Et si, dans la propriété que vous convoitez, un locataire y habite déjà, pouvez-vous reprendre le logement ?
La question revient souvent surtout chez ceux qui magasinent leur première propriété… ou qui souhaitent donner un petit coup de pouce à leur enfant pour accéder à la propriété.
Mais attention ! La reprise de logement, c’est un terrain à bien connaître avant de s’y aventurer.
Ce qu’il faut savoir
Acheter une propriété louée, ce n’est pas seulement acquérir l’immeuble¹. Vous reprenez aussi, le cas échéant, le bail existant entre le locataire et l’ancien propriétaire.
Autrement dit, le locataire conserve ses droits, et vous devez respecter les règles prévues par le Code civil du Québec pour pouvoir reprendre le logement.
Concrètement ?
- Vous devez transmettre un avis écrit dans les délais requis : six mois avant la fin d’un bail de plus de 6 mois, ou un mois avant si le bail est plus court.
- Une fois l’avis reçu, le locataire dispose d’un mois pour répondre. S’il ne le fait pas, il est automatiquement considéré comme ayant refusé la reprise.
- En cas de contestation (ou d’absence de réponse), c’est à vous de présenter une demande au Tribunal administratif du logement (TAL) dans le mois suivant.
- Votre motif doit être légitime : occuper le logement vous-même ou y loger un proche (parent, enfant, conjoint, ascendant ou descendant).
- Et surtout, tout doit se faire de bonne foi. Le TAL s’assure que votre intention est réelle et non une excuse pour relouer à un prix plus élevé.
À noter
Le locataire peut contester la reprise. Dans ce cas, le TAL analysera votre demande, évaluera votre bonne foi et pourra même imposer certaines conditions, comme un délai supplémentaire ou une compensation pour les frais de déménagement.
Si, après coup, il s’avère que votre intention n’était pas sincère par exemple, si le logement n’est finalement pas occupé comme prévu, vous pourriez être tenu de verser des dommages-intérêts.

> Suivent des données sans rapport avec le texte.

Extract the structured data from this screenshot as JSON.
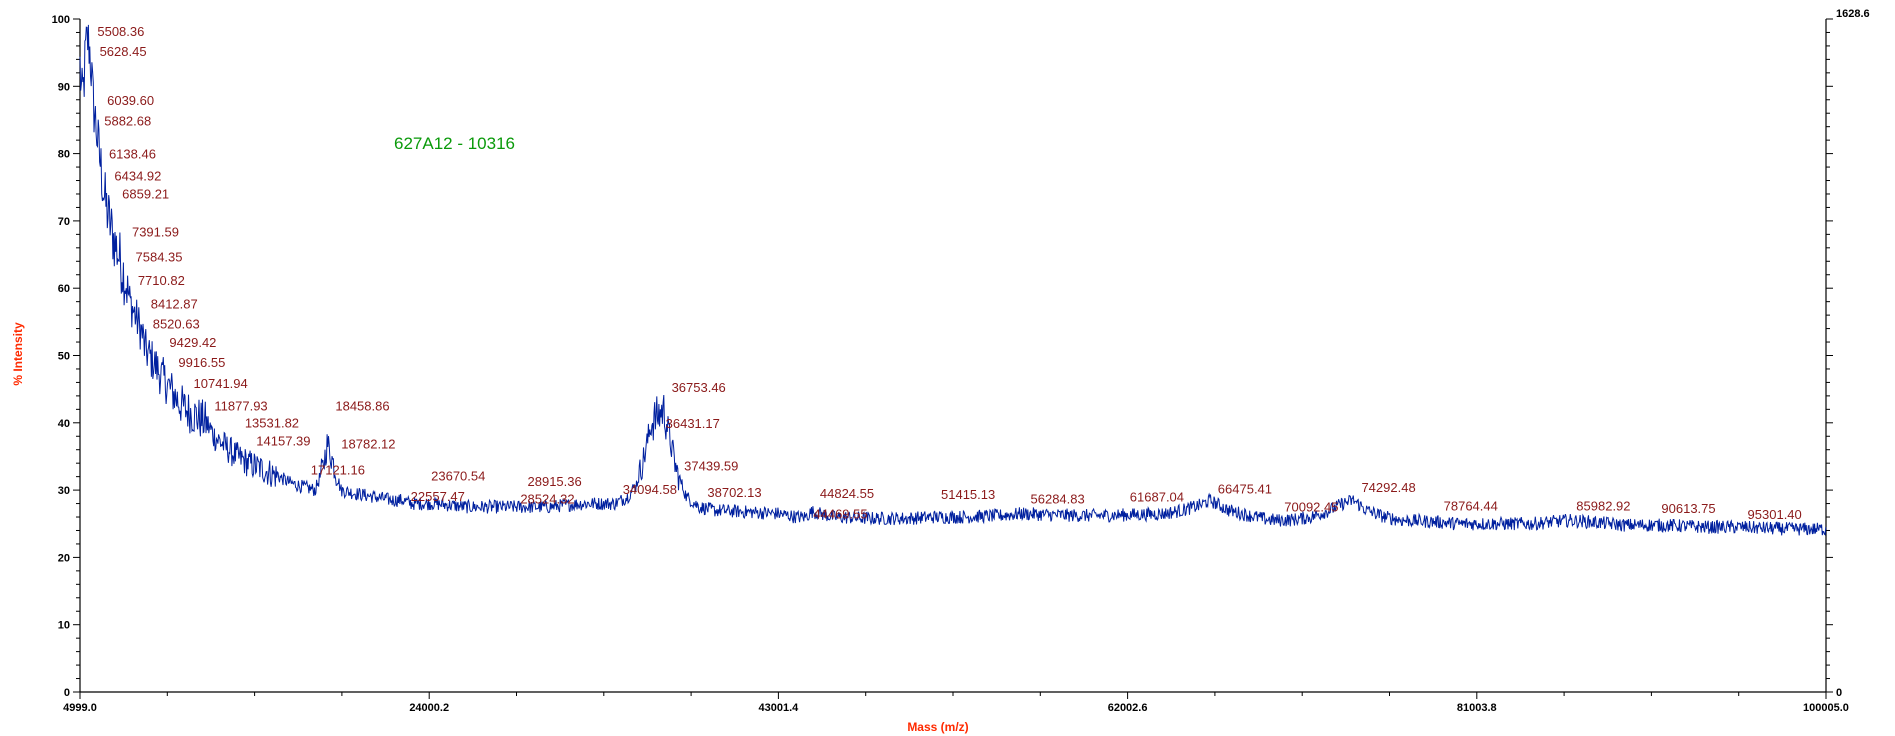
{
  "colors": {
    "trace": "#00209f",
    "peak_label": "#8b1a1a",
    "axis_title": "#ff2a00",
    "sample_label": "#0a9a0a",
    "axis": "#000000"
  },
  "chart_data": {
    "type": "line",
    "title": "",
    "sample_label": "627A12 - 10316",
    "xlabel": "Mass (m/z)",
    "ylabel": "% Intensity",
    "xlim": [
      4999.0,
      100005.0
    ],
    "ylim": [
      0,
      100
    ],
    "y2lim": [
      0,
      1628.6
    ],
    "x_ticks": [
      "4999.0",
      "24000.2",
      "43001.4",
      "62002.6",
      "81003.8",
      "100005.0"
    ],
    "x_tick_values": [
      4999.0,
      24000.2,
      43001.4,
      62002.6,
      81003.8,
      100005.0
    ],
    "y_ticks": [
      "0",
      "10",
      "20",
      "30",
      "40",
      "50",
      "60",
      "70",
      "80",
      "90",
      "100"
    ],
    "y_tick_values": [
      0,
      10,
      20,
      30,
      40,
      50,
      60,
      70,
      80,
      90,
      100
    ],
    "y2_ticks": [
      "0",
      "1628.6"
    ],
    "y2_tick_values": [
      0,
      1628.6
    ],
    "grid": false,
    "series": [
      {
        "x": [
          4999,
          5100,
          5200,
          5300,
          5400,
          5508,
          5628,
          5700,
          5882,
          6040,
          6138,
          6300,
          6435,
          6600,
          6859,
          7100,
          7392,
          7584,
          7711,
          8000,
          8413,
          8521,
          9000,
          9429,
          9917,
          10400,
          10742,
          11300,
          11878,
          12300,
          13100,
          13532,
          14157,
          15000,
          15800,
          16500,
          17121,
          17800,
          18200,
          18459,
          18782,
          19200,
          20000,
          21000,
          22000,
          22557,
          23000,
          23671,
          24200,
          25000,
          26000,
          26525,
          27000,
          28000,
          28915,
          29500,
          30500,
          31500,
          32500,
          33500,
          34095,
          34800,
          35300,
          35700,
          36100,
          36431,
          36753,
          37000,
          37440,
          38000,
          38702,
          39500,
          41000,
          43000,
          44000,
          44470,
          44825,
          46000,
          48000,
          50000,
          51415,
          53000,
          55000,
          56285,
          58000,
          60000,
          61687,
          63000,
          64000,
          65000,
          66000,
          66475,
          67500,
          68500,
          69500,
          70092,
          71000,
          72000,
          73000,
          73700,
          74292,
          75000,
          76000,
          77000,
          78764,
          80000,
          82000,
          84000,
          85983,
          87500,
          89000,
          90614,
          92000,
          93500,
          95301,
          97000,
          98500,
          100005
        ],
        "y": [
          93,
          88,
          90,
          95,
          97,
          96,
          92,
          88,
          84,
          80,
          78,
          74,
          72,
          70,
          67,
          65,
          62,
          60,
          58,
          56,
          53,
          51,
          49,
          47,
          45,
          43,
          42,
          41,
          40,
          38,
          36,
          35,
          34,
          33,
          32,
          31,
          30.5,
          30,
          33,
          37,
          34,
          30,
          29.5,
          29,
          28.5,
          28.5,
          28,
          28,
          28,
          27.8,
          27.5,
          27.5,
          27.5,
          27.5,
          27.5,
          27.5,
          27.5,
          27.8,
          28,
          28,
          28,
          29,
          31,
          35,
          40,
          41,
          42,
          39,
          33,
          29,
          27.5,
          27,
          26.8,
          26.5,
          26,
          26,
          26.8,
          26,
          25.8,
          25.8,
          26,
          26,
          26.2,
          26.5,
          26.3,
          26.2,
          26.3,
          26.4,
          26.5,
          27,
          27.8,
          28.5,
          27,
          26.3,
          25.7,
          25.5,
          25.6,
          26,
          27,
          28,
          28.5,
          27,
          26,
          25.5,
          25.3,
          25,
          25,
          25,
          25.5,
          25.2,
          24.8,
          24.8,
          24.7,
          24.5,
          24.5,
          24.3,
          24.2,
          24.2
        ]
      }
    ],
    "peak_labels": [
      {
        "text": "5508.36",
        "x": 5508.36,
        "y": 97.5
      },
      {
        "text": "5628.45",
        "x": 5628.45,
        "y": 94.5
      },
      {
        "text": "6039.60",
        "x": 6039.6,
        "y": 87.2
      },
      {
        "text": "5882.68",
        "x": 5882.68,
        "y": 84.2
      },
      {
        "text": "6138.46",
        "x": 6138.46,
        "y": 79.3
      },
      {
        "text": "6434.92",
        "x": 6434.92,
        "y": 76.0
      },
      {
        "text": "6859.21",
        "x": 6859.21,
        "y": 73.3
      },
      {
        "text": "7391.59",
        "x": 7391.59,
        "y": 67.7
      },
      {
        "text": "7584.35",
        "x": 7584.35,
        "y": 64.0
      },
      {
        "text": "7710.82",
        "x": 7710.82,
        "y": 60.5
      },
      {
        "text": "8412.87",
        "x": 8412.87,
        "y": 57.0
      },
      {
        "text": "8520.63",
        "x": 8520.63,
        "y": 54.0
      },
      {
        "text": "9429.42",
        "x": 9429.42,
        "y": 51.3
      },
      {
        "text": "9916.55",
        "x": 9916.55,
        "y": 48.3
      },
      {
        "text": "10741.94",
        "x": 10741.94,
        "y": 45.2
      },
      {
        "text": "11877.93",
        "x": 11877.93,
        "y": 41.8
      },
      {
        "text": "13531.82",
        "x": 13531.82,
        "y": 39.3
      },
      {
        "text": "14157.39",
        "x": 14157.39,
        "y": 36.6
      },
      {
        "text": "17121.16",
        "x": 17121.16,
        "y": 32.3
      },
      {
        "text": "18458.86",
        "x": 18458.86,
        "y": 41.8
      },
      {
        "text": "18782.12",
        "x": 18782.12,
        "y": 36.2
      },
      {
        "text": "22557.47",
        "x": 22557.47,
        "y": 28.4
      },
      {
        "text": "23670.54",
        "x": 23670.54,
        "y": 31.4
      },
      {
        "text": "28524.32",
        "x": 28524.32,
        "y": 28.0
      },
      {
        "text": "28915.36",
        "x": 28915.36,
        "y": 30.6
      },
      {
        "text": "34094.58",
        "x": 34094.58,
        "y": 29.4
      },
      {
        "text": "36753.46",
        "x": 36753.46,
        "y": 44.6
      },
      {
        "text": "36431.17",
        "x": 36431.17,
        "y": 39.2
      },
      {
        "text": "37439.59",
        "x": 37439.59,
        "y": 32.9
      },
      {
        "text": "38702.13",
        "x": 38702.13,
        "y": 29.0
      },
      {
        "text": "44824.55",
        "x": 44824.55,
        "y": 28.8
      },
      {
        "text": "44469.55",
        "x": 44469.55,
        "y": 25.8
      },
      {
        "text": "51415.13",
        "x": 51415.13,
        "y": 28.7
      },
      {
        "text": "56284.83",
        "x": 56284.83,
        "y": 28.0
      },
      {
        "text": "61687.04",
        "x": 61687.04,
        "y": 28.3
      },
      {
        "text": "66475.41",
        "x": 66475.41,
        "y": 29.5
      },
      {
        "text": "70092.45",
        "x": 70092.45,
        "y": 26.8
      },
      {
        "text": "74292.48",
        "x": 74292.48,
        "y": 29.7
      },
      {
        "text": "78764.44",
        "x": 78764.44,
        "y": 27.0
      },
      {
        "text": "85982.92",
        "x": 85982.92,
        "y": 27.0
      },
      {
        "text": "90613.75",
        "x": 90613.75,
        "y": 26.6
      },
      {
        "text": "95301.40",
        "x": 95301.4,
        "y": 25.7
      }
    ]
  }
}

Pas vraiment la surprise qu’on souhaite après un achat de ce genre, n’est-ce pas ?
Il existe aussi une exception qui mérite une attention particulière : un propriétaire ne pourrait pas reprendre le logement d’un locataire si celui-ci (ou son conjoint) était âgé de 65 ans ou plus, qu’il occupait le logement depuis au moins 10 ans et qu’il disposait d’un revenu égal ou inférieur à 125 % du revenu maximal admissible à un logement à loyer modique (LLM).
Dans ce cas, le propriétaire ne pourrait reprendre le logement que pour s’y loger lui-même, à condition d’être lui aussi âgé de 65 ans ou plus.
En résumé
Oui, acheter une propriété occupée peut être une belle opportunité… mais seulement si vous êtes bien informés, prêts à respecter les étapes et à planifier la reprise correctement. Entre l’avis, les délais et les démarches, cela demande un peu de stratégie et beaucoup de patience.
Notre conseil
Avant de formaliser votre promesse d’achat, ajoutez une clause stipulant que le vendeur s’engage à vous remettre un avis de cession du bail signé par le locataire et que toute entente ou négociation entre le vendeur et le locataire concernant la résiliation du bail ne doit en aucun cas engager votre responsabilité. Vous éviterez ainsi bien des complications inutiles.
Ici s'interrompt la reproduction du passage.